Dana Petroleum Limited is an oil and gas exploration and production company based in Aberdeen, Scotland. Its activities are focused on the North Sea, Africa and The Middle East. It is a subsidiary of the Korea National Oil Corporation and is a former constituent of the FTSE 250 Index.

==History and current affairs==
The company was formed in 1994 by Tom Cross to exploit North Sea oil opportunities. In 2007 the company acquired Ener Petroleum for £24 million as well as Devon Energy Corporation's oil and gas operations in Egypt for US$375 million. In June 2010, Dana Petroleum agreed to acquire Petro Canada Netherlands from Suncor Energy for around $393 million, then later in September 2010 the company announced a further $372 million acquisition of certain Petro Canada UK assets.

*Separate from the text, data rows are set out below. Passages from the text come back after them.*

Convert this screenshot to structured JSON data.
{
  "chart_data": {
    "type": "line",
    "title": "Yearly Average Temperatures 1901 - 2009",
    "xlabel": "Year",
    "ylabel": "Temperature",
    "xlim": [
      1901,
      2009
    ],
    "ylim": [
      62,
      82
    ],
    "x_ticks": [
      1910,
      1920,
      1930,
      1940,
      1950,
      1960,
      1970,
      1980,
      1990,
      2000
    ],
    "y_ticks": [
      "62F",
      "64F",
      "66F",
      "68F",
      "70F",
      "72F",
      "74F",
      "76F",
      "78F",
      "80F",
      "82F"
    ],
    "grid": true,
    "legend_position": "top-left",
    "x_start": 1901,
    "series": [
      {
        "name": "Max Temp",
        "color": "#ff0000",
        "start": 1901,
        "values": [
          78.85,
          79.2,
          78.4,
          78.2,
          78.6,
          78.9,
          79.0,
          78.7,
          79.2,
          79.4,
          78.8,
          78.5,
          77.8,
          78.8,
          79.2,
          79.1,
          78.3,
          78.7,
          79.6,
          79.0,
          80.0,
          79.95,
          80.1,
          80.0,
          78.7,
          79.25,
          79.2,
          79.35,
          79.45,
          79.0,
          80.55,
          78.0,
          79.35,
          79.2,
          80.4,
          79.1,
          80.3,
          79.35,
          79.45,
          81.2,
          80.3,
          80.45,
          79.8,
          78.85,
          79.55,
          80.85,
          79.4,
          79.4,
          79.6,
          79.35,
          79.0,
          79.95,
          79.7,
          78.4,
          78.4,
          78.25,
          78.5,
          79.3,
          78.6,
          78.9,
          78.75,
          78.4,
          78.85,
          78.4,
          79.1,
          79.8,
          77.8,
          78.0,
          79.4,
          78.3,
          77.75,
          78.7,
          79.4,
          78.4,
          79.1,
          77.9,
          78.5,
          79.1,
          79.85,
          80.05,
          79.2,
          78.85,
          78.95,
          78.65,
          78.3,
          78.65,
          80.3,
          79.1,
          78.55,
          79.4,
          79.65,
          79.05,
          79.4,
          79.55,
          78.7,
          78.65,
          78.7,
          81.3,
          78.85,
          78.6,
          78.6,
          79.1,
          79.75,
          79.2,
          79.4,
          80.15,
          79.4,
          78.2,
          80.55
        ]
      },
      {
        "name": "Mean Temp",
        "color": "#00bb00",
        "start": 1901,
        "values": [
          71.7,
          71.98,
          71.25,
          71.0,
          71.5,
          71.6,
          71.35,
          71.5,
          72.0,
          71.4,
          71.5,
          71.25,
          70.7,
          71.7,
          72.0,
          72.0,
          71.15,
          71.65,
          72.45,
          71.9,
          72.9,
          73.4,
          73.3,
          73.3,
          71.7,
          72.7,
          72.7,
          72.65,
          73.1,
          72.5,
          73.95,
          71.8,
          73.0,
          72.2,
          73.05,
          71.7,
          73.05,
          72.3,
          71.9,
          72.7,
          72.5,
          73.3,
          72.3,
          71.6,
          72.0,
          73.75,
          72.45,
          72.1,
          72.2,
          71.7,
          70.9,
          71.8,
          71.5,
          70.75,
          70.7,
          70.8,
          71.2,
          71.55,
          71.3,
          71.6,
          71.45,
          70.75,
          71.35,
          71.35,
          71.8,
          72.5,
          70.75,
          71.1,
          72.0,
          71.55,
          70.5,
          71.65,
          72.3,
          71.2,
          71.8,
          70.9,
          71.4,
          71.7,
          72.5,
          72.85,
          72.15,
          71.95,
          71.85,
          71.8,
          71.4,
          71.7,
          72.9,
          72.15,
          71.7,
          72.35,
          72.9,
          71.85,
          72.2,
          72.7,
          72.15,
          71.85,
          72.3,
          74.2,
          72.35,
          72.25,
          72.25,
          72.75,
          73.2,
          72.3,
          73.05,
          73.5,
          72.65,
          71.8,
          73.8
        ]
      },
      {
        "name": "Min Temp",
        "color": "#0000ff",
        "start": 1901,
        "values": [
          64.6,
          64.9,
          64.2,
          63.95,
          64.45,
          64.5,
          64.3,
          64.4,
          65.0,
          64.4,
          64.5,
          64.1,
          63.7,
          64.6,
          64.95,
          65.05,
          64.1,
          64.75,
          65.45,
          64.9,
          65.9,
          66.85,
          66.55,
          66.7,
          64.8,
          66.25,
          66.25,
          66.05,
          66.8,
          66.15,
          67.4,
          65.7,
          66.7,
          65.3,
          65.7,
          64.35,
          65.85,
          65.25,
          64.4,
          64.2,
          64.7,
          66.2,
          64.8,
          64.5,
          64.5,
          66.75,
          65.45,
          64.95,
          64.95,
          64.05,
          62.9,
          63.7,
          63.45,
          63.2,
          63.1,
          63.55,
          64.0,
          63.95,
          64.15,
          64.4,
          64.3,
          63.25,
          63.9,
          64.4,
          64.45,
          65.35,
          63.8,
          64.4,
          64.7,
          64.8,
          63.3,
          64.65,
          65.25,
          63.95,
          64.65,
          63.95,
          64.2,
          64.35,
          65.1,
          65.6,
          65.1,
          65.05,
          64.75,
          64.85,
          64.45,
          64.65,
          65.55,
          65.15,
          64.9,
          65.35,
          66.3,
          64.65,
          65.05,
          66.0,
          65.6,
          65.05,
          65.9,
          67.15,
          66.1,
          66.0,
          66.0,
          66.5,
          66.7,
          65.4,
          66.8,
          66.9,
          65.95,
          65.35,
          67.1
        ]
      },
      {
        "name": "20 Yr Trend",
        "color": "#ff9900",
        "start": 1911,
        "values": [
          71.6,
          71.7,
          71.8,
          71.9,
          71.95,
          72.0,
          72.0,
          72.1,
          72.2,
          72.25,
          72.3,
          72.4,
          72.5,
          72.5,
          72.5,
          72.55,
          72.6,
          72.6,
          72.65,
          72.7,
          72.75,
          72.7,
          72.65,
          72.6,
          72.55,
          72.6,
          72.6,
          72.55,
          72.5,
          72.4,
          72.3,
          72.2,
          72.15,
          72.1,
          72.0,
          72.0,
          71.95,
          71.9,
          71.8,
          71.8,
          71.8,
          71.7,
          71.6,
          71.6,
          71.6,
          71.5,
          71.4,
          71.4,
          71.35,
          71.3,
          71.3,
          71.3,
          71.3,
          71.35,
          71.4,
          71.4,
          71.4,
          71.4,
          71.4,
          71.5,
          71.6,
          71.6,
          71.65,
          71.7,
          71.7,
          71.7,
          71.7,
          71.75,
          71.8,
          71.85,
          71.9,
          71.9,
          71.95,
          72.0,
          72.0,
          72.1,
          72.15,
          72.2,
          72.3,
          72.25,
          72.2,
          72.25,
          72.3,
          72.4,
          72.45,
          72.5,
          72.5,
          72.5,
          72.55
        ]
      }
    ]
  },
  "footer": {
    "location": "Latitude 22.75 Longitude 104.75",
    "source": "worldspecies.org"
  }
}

On 2 July 2010 Dana Petroleum confirmed it had received a £1.5 billion takeover bid. Korea National Oil Corporation confirmed preliminary discussions regarding a possible cash offer for the entire issued and to-be-issued share capital of Dana Petroleum. On 20 August 2010, KNOC went hostile in their bid for Dana Petroleum, the first time an Asian state owned company had made a direct bid for a UK company. By 24 September 2010, KNOC had received 64.26% acceptance of the share offer from shareholders resulting in the Dana Petroleum Board advising shareholders to accept the offer as the board intended to do with regard to their own beneficial holding.

In January 2014, Dana Petroleum began seismic operations in Cameroon in Bakassi West after signing a Production Sharing Contract (PSC) for the block with the Government of Cameroon.

==Operations==
Dana has exploration and production activities across the North Sea, the Middle East and West Africa.